En substance, l’ exercice de la juridiction de l’ État côtier concerne la réglementation de la navigation et des autres activités maritimes, réglementation qui est évidemment applicable à tous les navires, même étrangers; il concerne en outre les faits qui, quoique ayant lieu à bord du navire, en franchissent … le bord, au point de troubler la vie et les intérêts de la communauté établie sur le territoire. C’ est pour cela qu’ un navire qui se borne à traverser la mer territoriale de l’ État riverain en respectant les règles de navigation de cet État et en ne pratiquant aucune activité interdite (la pêche par exemple), ou en tout état de cause de nature à gêner ou à troubler le cours normal de la vie de la communauté territoriale, jouit du droit de passage. En définitive, il ne nous semble pas qu’ on puisse raisonnablement douter du caractère inoffensif (au regard des règles internationales précitées) du passage d’ un navire panaméen qui se limite à traverser les eaux territoriales danoises avec une cargaison de saumon légitimement pêché en haute mer. A vrai dire, le fait de garder à bord une telle cargaison ne nous paraît pas de nature à porter atteinte à la paix, au bon ordre ou à la sécurité de l’ État riverain.

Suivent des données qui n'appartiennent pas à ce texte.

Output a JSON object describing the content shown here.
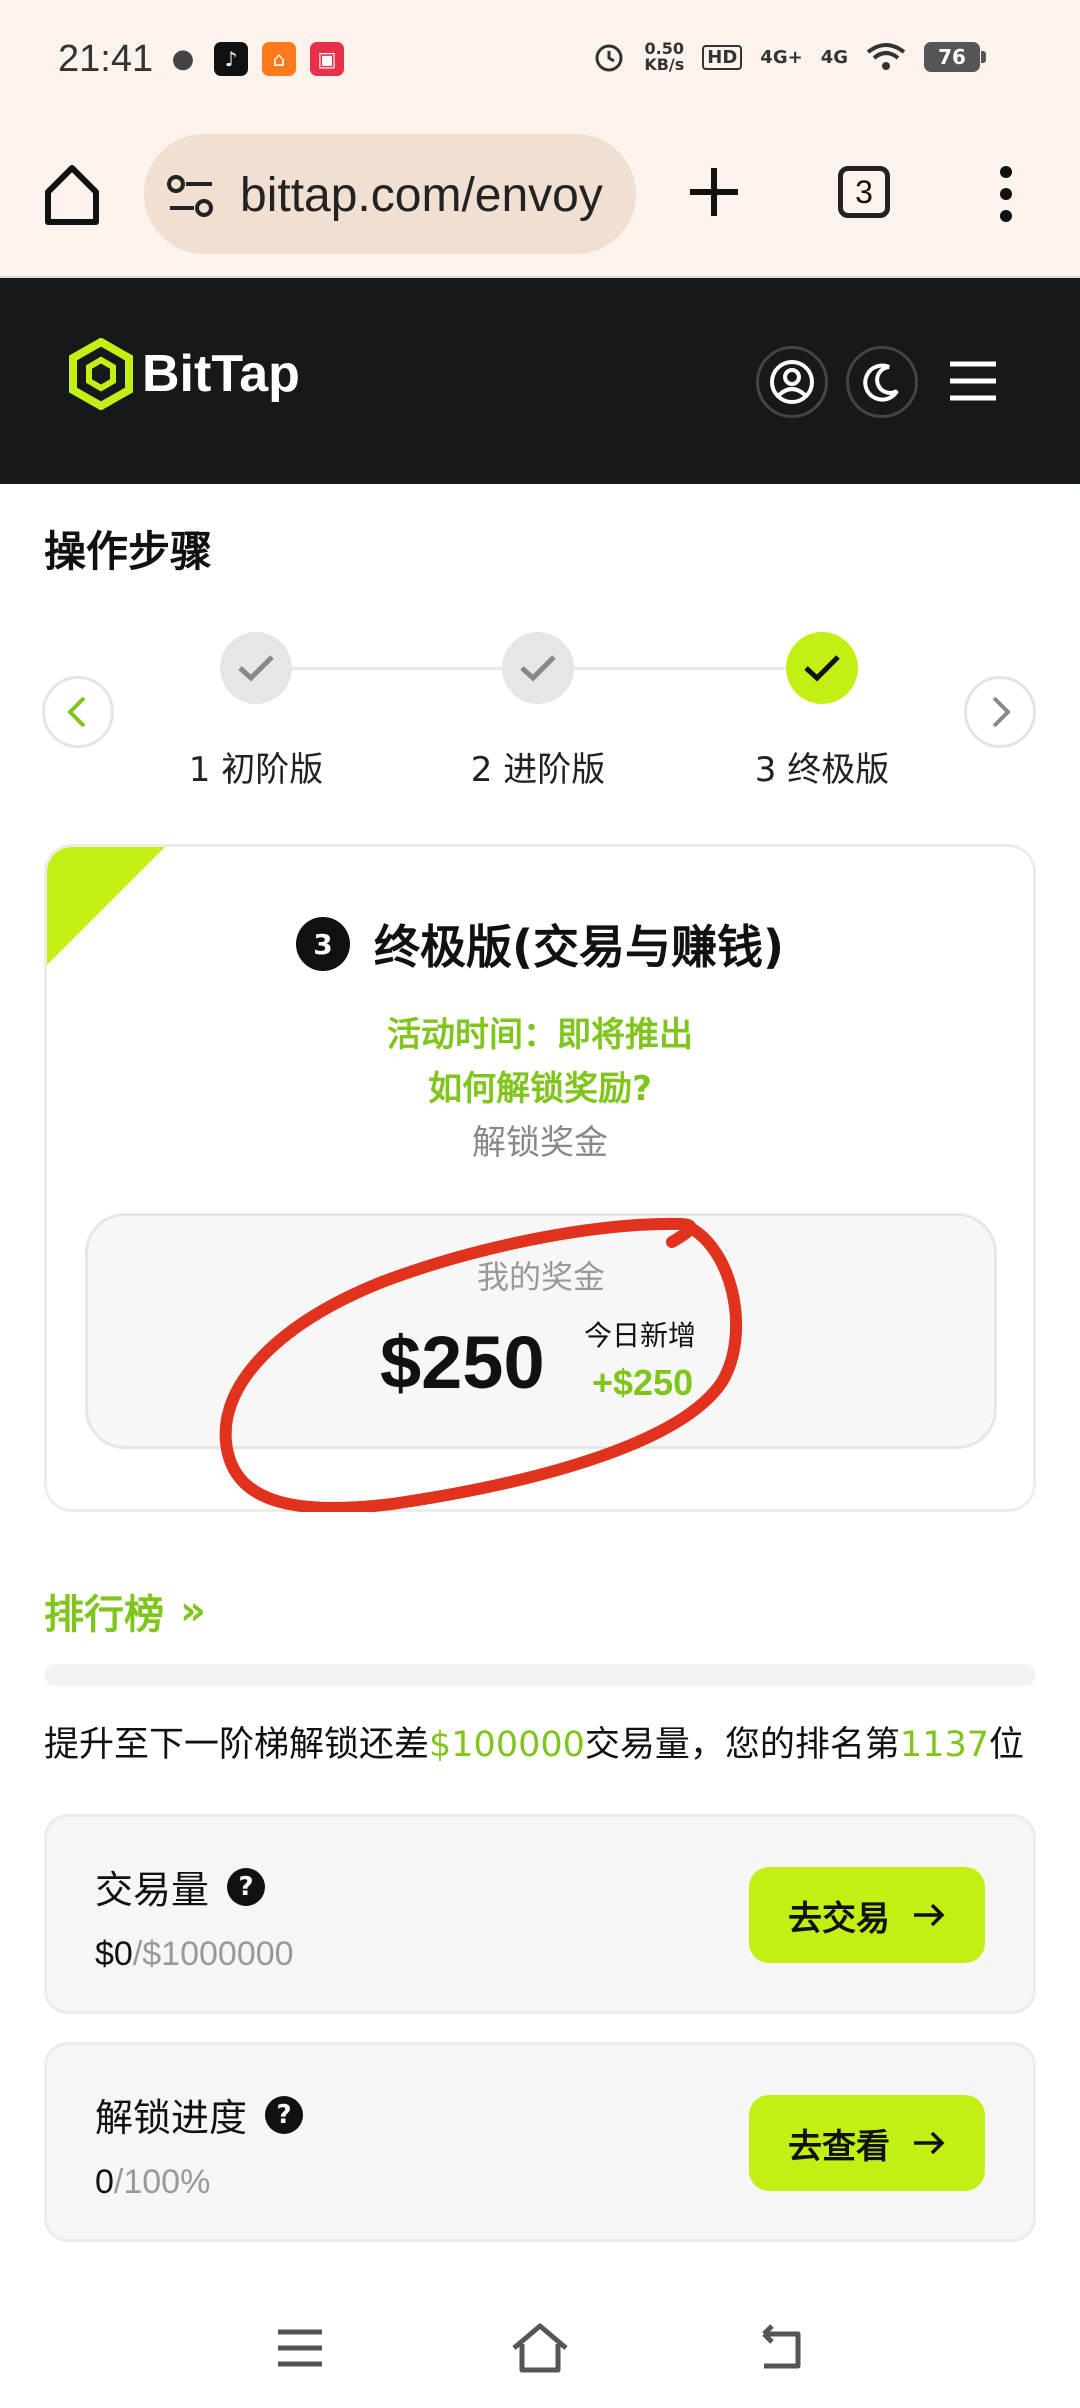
{
  "status_bar": {
    "time": "21:41",
    "net_speed_value": "0.50",
    "net_speed_unit": "KB/s",
    "hd": "HD",
    "signal1": "4G+",
    "signal2": "4G",
    "battery": "76",
    "icons": [
      "wechat-icon",
      "tiktok-icon",
      "app-orange-icon",
      "app-red-icon",
      "alarm-icon",
      "wifi-icon"
    ]
  },
  "browser": {
    "url": "bittap.com/envoy",
    "tab_count": "3"
  },
  "site": {
    "logo_text": "BitTap",
    "accent_color": "#c3f014"
  },
  "steps": {
    "title": "操作步骤",
    "items": [
      {
        "label": "1 初阶版",
        "state": "done"
      },
      {
        "label": "2 进阶版",
        "state": "done"
      },
      {
        "label": "3 终极版",
        "state": "active"
      }
    ]
  },
  "card": {
    "badge": "3",
    "title": "终极版(交易与赚钱)",
    "activity_time": "活动时间：即将推出",
    "how_to_unlock": "如何解锁奖励?",
    "unlock_bonus": "解锁奖金",
    "my_bonus_label": "我的奖金",
    "my_bonus_amount": "$250",
    "today_label": "今日新增",
    "today_amount": "+$250"
  },
  "leaderboard": {
    "link": "排行榜",
    "arrow": "»",
    "info_prefix": "提升至下一阶梯解锁还差",
    "info_amount": "$100000",
    "info_mid": "交易量，您的排名第",
    "info_rank": "1137",
    "info_suffix": "位"
  },
  "metrics": [
    {
      "title": "交易量",
      "help": "?",
      "value": "$0",
      "target": "/$1000000",
      "button": "去交易"
    },
    {
      "title": "解锁进度",
      "help": "?",
      "value": "0",
      "target": "/100%",
      "button": "去查看"
    }
  ]
}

Cela signifie que l’ interdiction communautaire de « garder à bord » le saumon ne peut pas être opposée à un navire panaméen, qui a légitimement pêché le poisson en haute mer, dès lors que ce navire se borne à traverser les eaux danoises.

12. Une solution analogue devrait, selon nous, être valable également en ce qui concerne l’ entrée de l’ Onkel Sam dans un port danois, en ce sens que nous considérons toujours comme inopposable l’ interdiction communautaire de « garder à bord » le saumon légitimement pêché en haute mer, à condition – cela va sans dire – qu’ il soit établi que la cargaison est restée à bord et qu’ aucun membre de l’ équipage n’ a même tenté de le débarquer, de l’ exposer ou de le mettre en vente à terre, ainsi que cela semble avoir été constaté en l’ espèce.

En effet, comme on le sait déjà d’ une manière générale l’ idée d’ un assujettissement complet et inconditionnel du navire étranger à la juridiction de l’ État du port est contredite par une pratique ancienne et constante, dont l’ illustration la plus célèbre est la décision du Conseil d’ État français du 28 octobre 1806 dans les affaires du Sally et du Newton (15). A cette occasion, il a été affirmé qu’ un crime qui ne concerne que le navire et son équipage ne permet pas à l’ autorité locale d’ intervenir, à moins que l’ intervention de celle-ci ne soit requise ou que la tranquillité du port ne soit compromise. En somme, il s’ agit du critère des faits internes et externes au navire, qui règle déjà l’ exercice de la juridiction sur les navires étrangers dans la mer territoriale, ainsi qu’ il a été exposé.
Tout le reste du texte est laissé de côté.